When a motorized appliance such as a washing machine is plugged into a GFCI outlet, it can sometimes cause the circuit to trip and shut down the machine. GFCI, or ground fault circuit interrupters, are designed to shut down when they sense a circuit overload. They are somewhat unstable and may trip too easily when hooked up to an appliance such as a dishwasher. Wiring the dishwasher in directly or plugging it into a regular outlet is a better option to prevent this problem.
Power Cord Problems
If your dishwasher is regularly tripping the circuit breaker when it runs, then you should pull out the dishwasher and thoroughly inspect the power cord. If the power cord has a short or has exposed frayed wires, it could cause the overload and resulting tripped breaker. A faulty power cord could also be an electrical and fire hazard, and it should be replaced or repaired.

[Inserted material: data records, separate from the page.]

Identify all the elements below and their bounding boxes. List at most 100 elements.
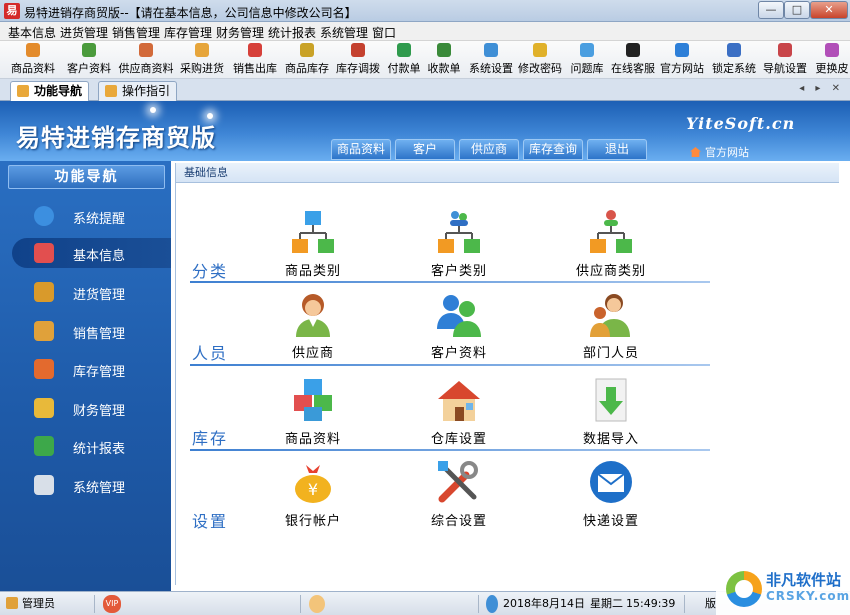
- home-icon: [690, 147, 701, 157]
- menu-bar: 基本信息 进货管理 销售管理 库存管理 财务管理 统计报表 系统管理 窗口: [0, 22, 850, 41]
- watermark-en: CRSKY.com: [766, 589, 850, 603]
- transfer-icon: [351, 43, 365, 57]
- menu-system[interactable]: 系统管理: [320, 24, 368, 41]
- purchase-icon: [34, 282, 54, 302]
- product-category-button[interactable]: 商品类别: [258, 209, 368, 283]
- tab-guide[interactable]: 操作指引: [98, 81, 178, 101]
- toolbar-website-button[interactable]: 官方网站: [658, 43, 706, 77]
- toolbar-sales-button[interactable]: 销售出库: [230, 43, 280, 77]
- supplier-button[interactable]: 供应商: [258, 291, 368, 365]
- avatar-icon: [309, 595, 325, 613]
- customer-tree-icon: [438, 211, 480, 253]
- menu-inventory[interactable]: 库存管理: [164, 24, 212, 41]
- sales-icon: [34, 321, 54, 341]
- banner-nav-exit[interactable]: 退出: [587, 139, 647, 160]
- star-icon: [17, 85, 29, 97]
- brand-logo-text: YiteSoft.cn: [686, 114, 796, 133]
- menu-basic-info[interactable]: 基本信息: [8, 24, 56, 41]
- status-extra: 版: [705, 597, 716, 610]
- site-watermark: 非凡软件站 CRSKY.com: [716, 563, 850, 615]
- lock-icon: [727, 43, 741, 57]
- finance-icon: [34, 398, 54, 418]
- menu-window[interactable]: 窗口: [372, 24, 396, 41]
- toolbar-supplier-button[interactable]: 供应商资料: [118, 43, 174, 77]
- status-separator: [300, 595, 301, 613]
- toolbar-settings-button[interactable]: 系统设置: [466, 43, 516, 77]
- cubes-icon: [294, 379, 332, 421]
- skin-icon: [825, 43, 839, 57]
- banner-nav-products[interactable]: 商品资料: [331, 139, 391, 160]
- toolbar-faq-button[interactable]: 问题库: [566, 43, 608, 77]
- sparkle-decoration: [150, 107, 156, 113]
- menu-sales[interactable]: 销售管理: [112, 24, 160, 41]
- banner-nav-stock-query[interactable]: 库存查询: [523, 139, 583, 160]
- menu-finance[interactable]: 财务管理: [216, 24, 264, 41]
- customer-info-button[interactable]: 客户资料: [404, 291, 514, 365]
- sidebar-item-sales[interactable]: 销售管理: [12, 316, 171, 346]
- clock-icon: [486, 595, 498, 613]
- box-icon: [26, 43, 40, 57]
- chart-icon: [34, 436, 54, 456]
- toolbar-product-button[interactable]: 商品资料: [6, 43, 60, 77]
- users-icon: [82, 43, 96, 57]
- category-tree-icon: [292, 211, 334, 253]
- express-settings-button[interactable]: 快递设置: [556, 459, 666, 533]
- data-import-button[interactable]: 数据导入: [556, 377, 666, 451]
- app-icon[interactable]: 易: [4, 3, 20, 19]
- banner: 易特进销存商贸版 YiteSoft.cn 官方网站 商品资料 客户 供应商 库存…: [0, 101, 850, 161]
- tab-function-nav[interactable]: 功能导航: [10, 81, 90, 101]
- key-icon: [533, 43, 547, 57]
- minimize-button[interactable]: —: [758, 1, 784, 19]
- staff-button[interactable]: 部门人员: [556, 291, 666, 365]
- toolbar-stock-button[interactable]: 商品库存: [282, 43, 332, 77]
- toolbar-purchase-button[interactable]: 采购进货: [176, 43, 228, 77]
- sidebar-item-inventory[interactable]: 库存管理: [12, 354, 171, 384]
- status-separator: [478, 595, 479, 613]
- toolbar-nav-settings-button[interactable]: 导航设置: [761, 43, 809, 77]
- menu-reports[interactable]: 统计报表: [268, 24, 316, 41]
- watermark-cn: 非凡软件站: [766, 571, 842, 589]
- sidebar-item-basic-info[interactable]: 基本信息: [12, 238, 182, 268]
- official-site-link[interactable]: 官方网站: [690, 144, 749, 160]
- status-separator: [684, 595, 685, 613]
- menu-purchase[interactable]: 进货管理: [60, 24, 108, 41]
- crsky-logo-icon: [726, 571, 762, 607]
- toolbar-support-button[interactable]: 在线客服: [610, 43, 656, 77]
- toolbar-payment-button[interactable]: 付款单: [384, 43, 424, 77]
- toolbar-password-button[interactable]: 修改密码: [516, 43, 564, 77]
- general-settings-button[interactable]: 综合设置: [404, 459, 514, 533]
- sidebar-item-finance[interactable]: 财务管理: [12, 393, 171, 423]
- status-date: 2018年8月14日: [503, 597, 585, 610]
- tab-strip: 功能导航 操作指引 ◂ ▸ ✕: [0, 79, 850, 101]
- toolbar-customer-button[interactable]: 客户资料: [62, 43, 116, 77]
- sidebar-item-system[interactable]: 系统管理: [12, 470, 171, 500]
- banner-nav-suppliers[interactable]: 供应商: [459, 139, 519, 160]
- sidebar-item-reminders[interactable]: 系统提醒: [12, 201, 171, 231]
- receive-icon: [437, 43, 451, 57]
- supplier-category-button[interactable]: 供应商类别: [556, 209, 666, 283]
- truck-icon: [195, 43, 209, 57]
- customers-icon: [437, 295, 481, 337]
- close-button[interactable]: ✕: [810, 1, 848, 19]
- toolbar-lock-button[interactable]: 锁定系统: [710, 43, 758, 77]
- banner-title: 易特进销存商贸版: [16, 123, 216, 152]
- sidebar-header: 功能导航: [8, 165, 165, 189]
- customer-category-button[interactable]: 客户类别: [404, 209, 514, 283]
- bank-account-button[interactable]: ¥ 银行帐户: [258, 459, 368, 533]
- sidebar-item-reports[interactable]: 统计报表: [12, 431, 171, 461]
- info-icon: [34, 206, 54, 226]
- sidebar-item-purchase[interactable]: 进货管理: [12, 277, 171, 307]
- house-icon: [438, 381, 480, 421]
- settings-icon: [484, 43, 498, 57]
- maximize-button[interactable]: □: [784, 1, 810, 19]
- status-weekday: 星期二: [590, 597, 623, 610]
- toolbar-receipt-button[interactable]: 收款单: [424, 43, 464, 77]
- toolbar-skin-button[interactable]: 更换皮: [812, 43, 850, 77]
- warehouse-settings-button[interactable]: 仓库设置: [404, 377, 514, 451]
- banner-nav-customers[interactable]: 客户: [395, 139, 455, 160]
- question-icon: [580, 43, 594, 57]
- tab-scroll-controls[interactable]: ◂ ▸ ✕: [799, 83, 844, 94]
- toolbar-transfer-button[interactable]: 库存调拨: [333, 43, 383, 77]
- express-icon: [590, 461, 632, 503]
- product-info-button[interactable]: 商品资料: [258, 377, 368, 451]
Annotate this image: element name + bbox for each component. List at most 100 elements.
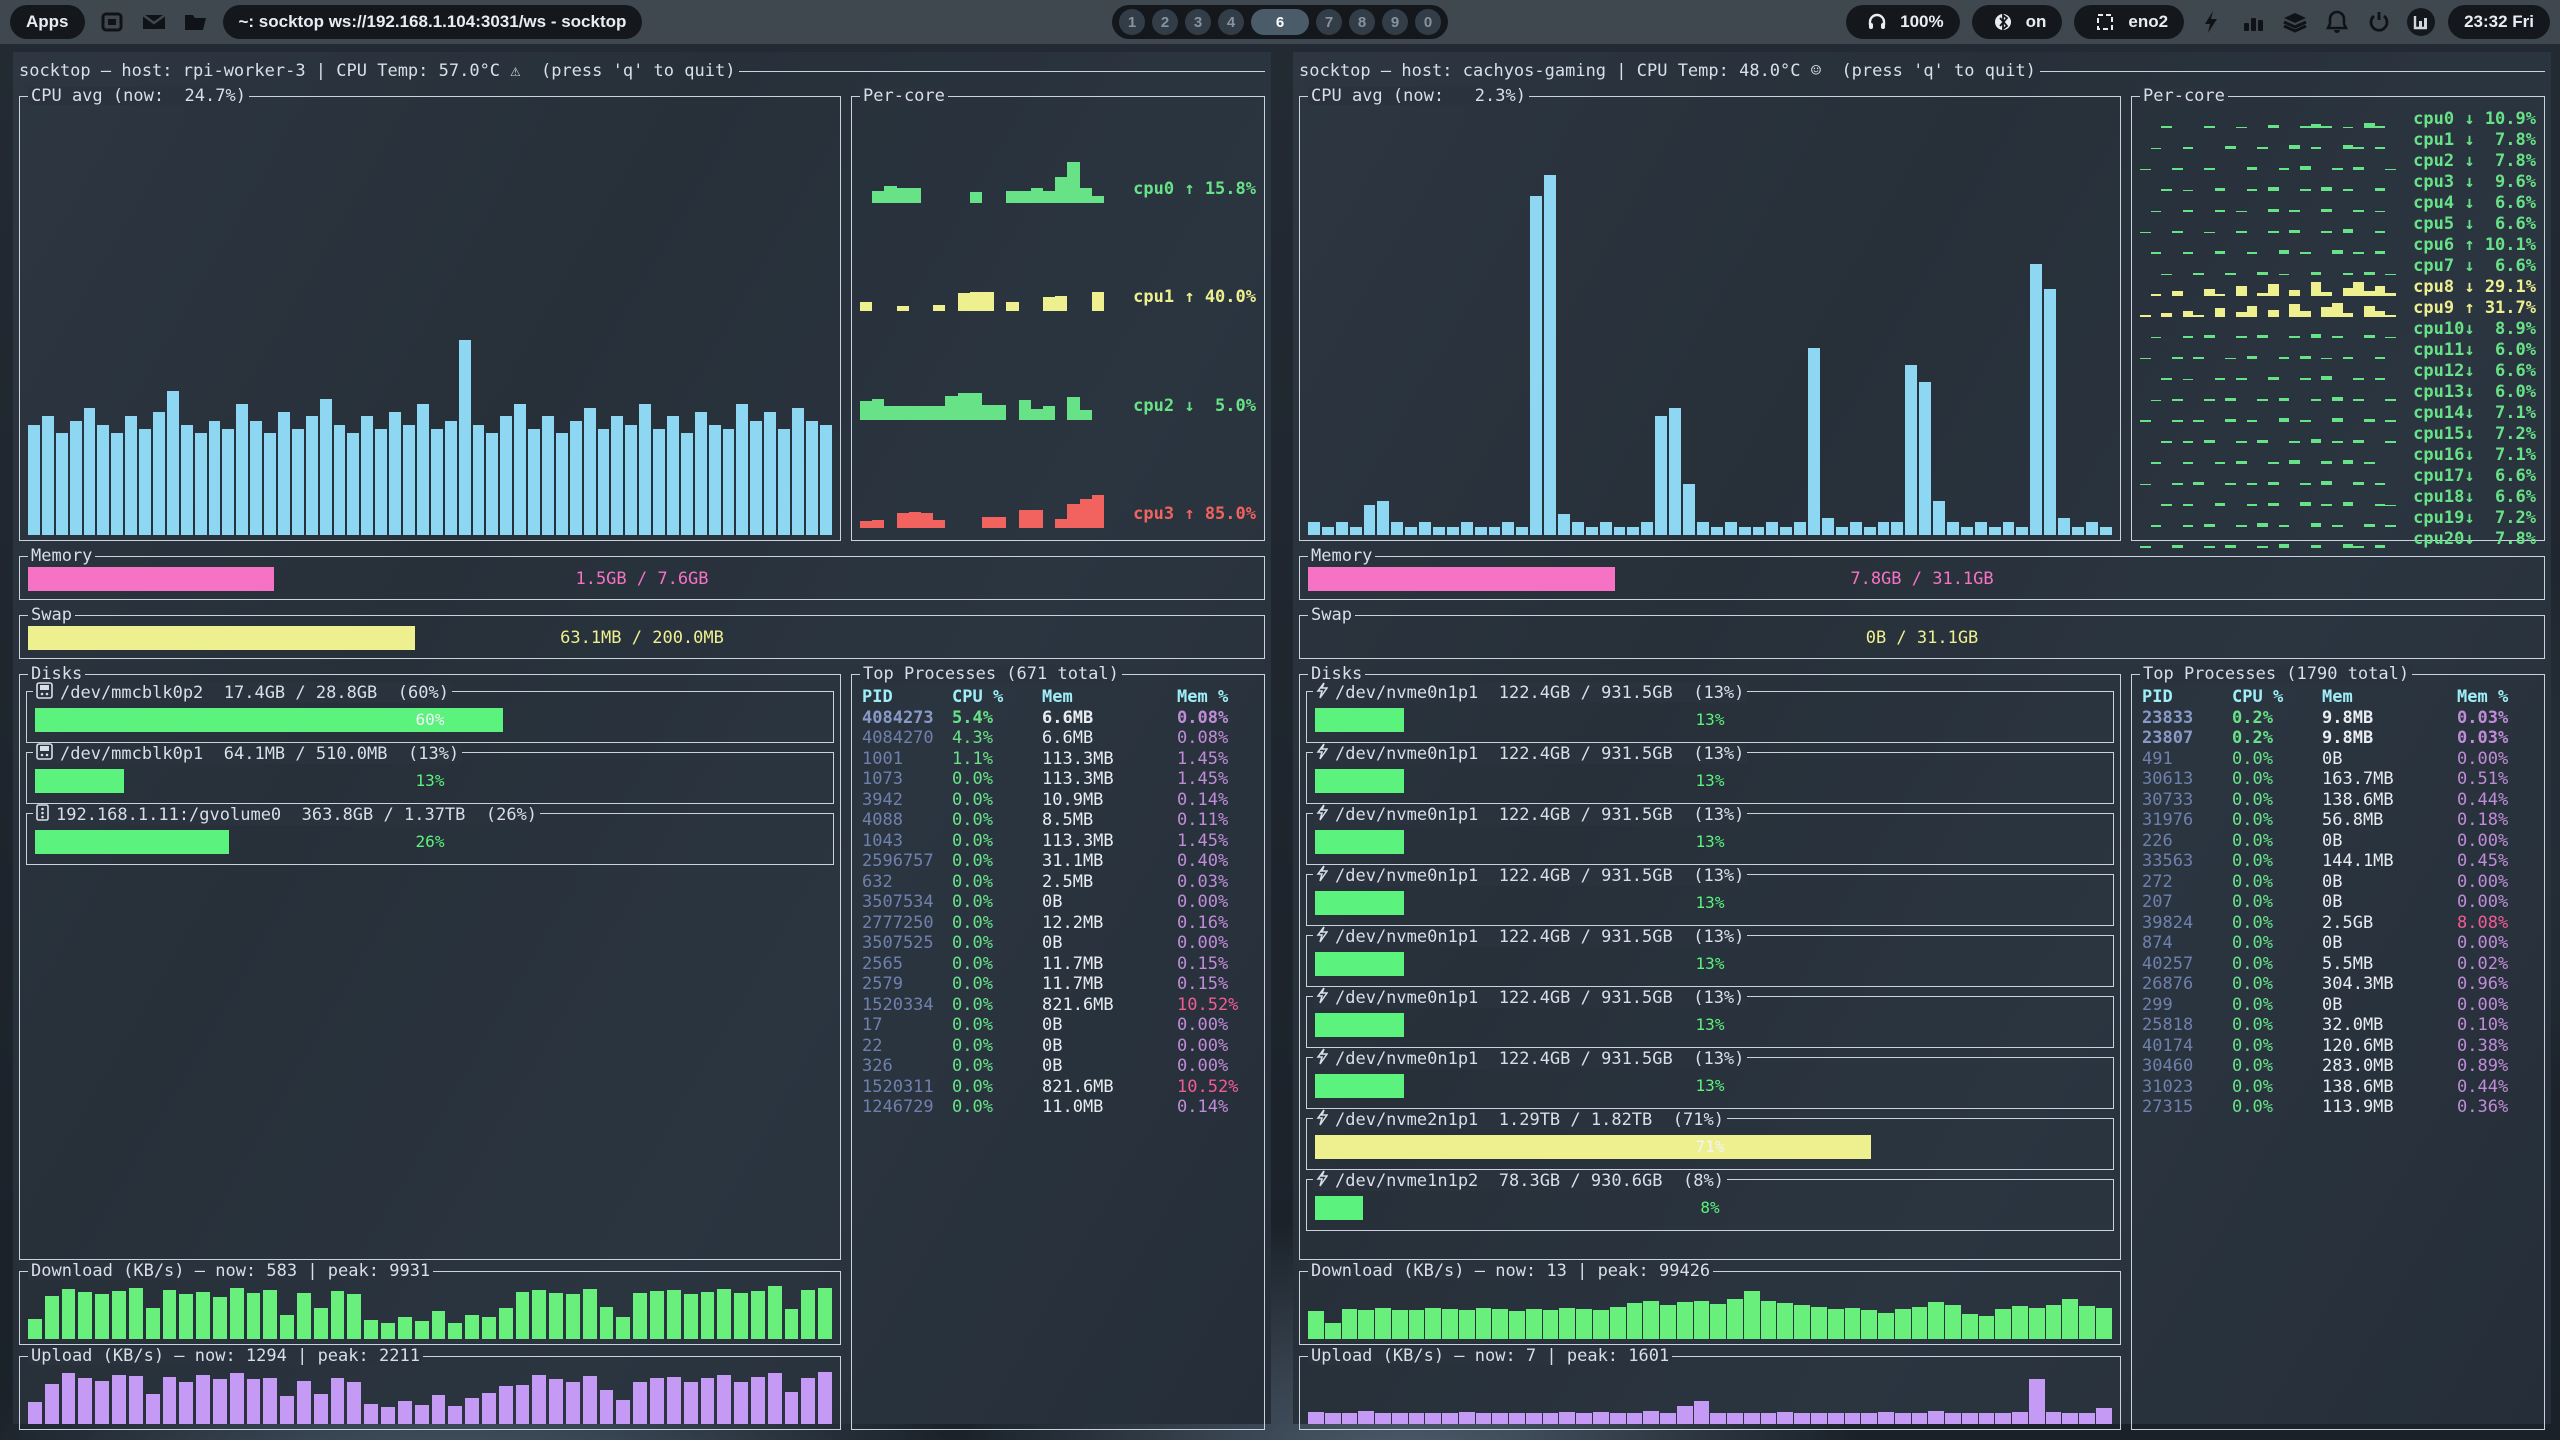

Faulty wiring can cause the circuit breakers to trip when the dishwasher is started up or while it is running. If the wiring to the machine has burned or damaged wires that are not making a clean connection, it could cause sparking, fire hazards and power surges that can trip the circuit. Have a qualified electrician take a look at your dishwasher's wiring to make sure it is safe and operating properly.
Humidity or Water
Humidity produced by the dishwasher or leaking water can make an outlet trip the circuit breaker while in use. Regular outlets may spark when they get wet and result in a trip. GFCI outlets may kick off instantly to prevent any real damage when moisture is present. If the dishwasher is physically close to the breaker box, the moisture could cause it to trip directly.
It is possible that your dishwasher is simply connected to a bad circuit breaker. The power getting to the actual assigned breaker may not be adequate. The breaker itself could be faulty. Check to see if it flops back and forth and is difficult to lock into the "On" and "Off" positions. If it is, it needs to be replaced. Check for corrosion or signs of blackening from overheating and burning.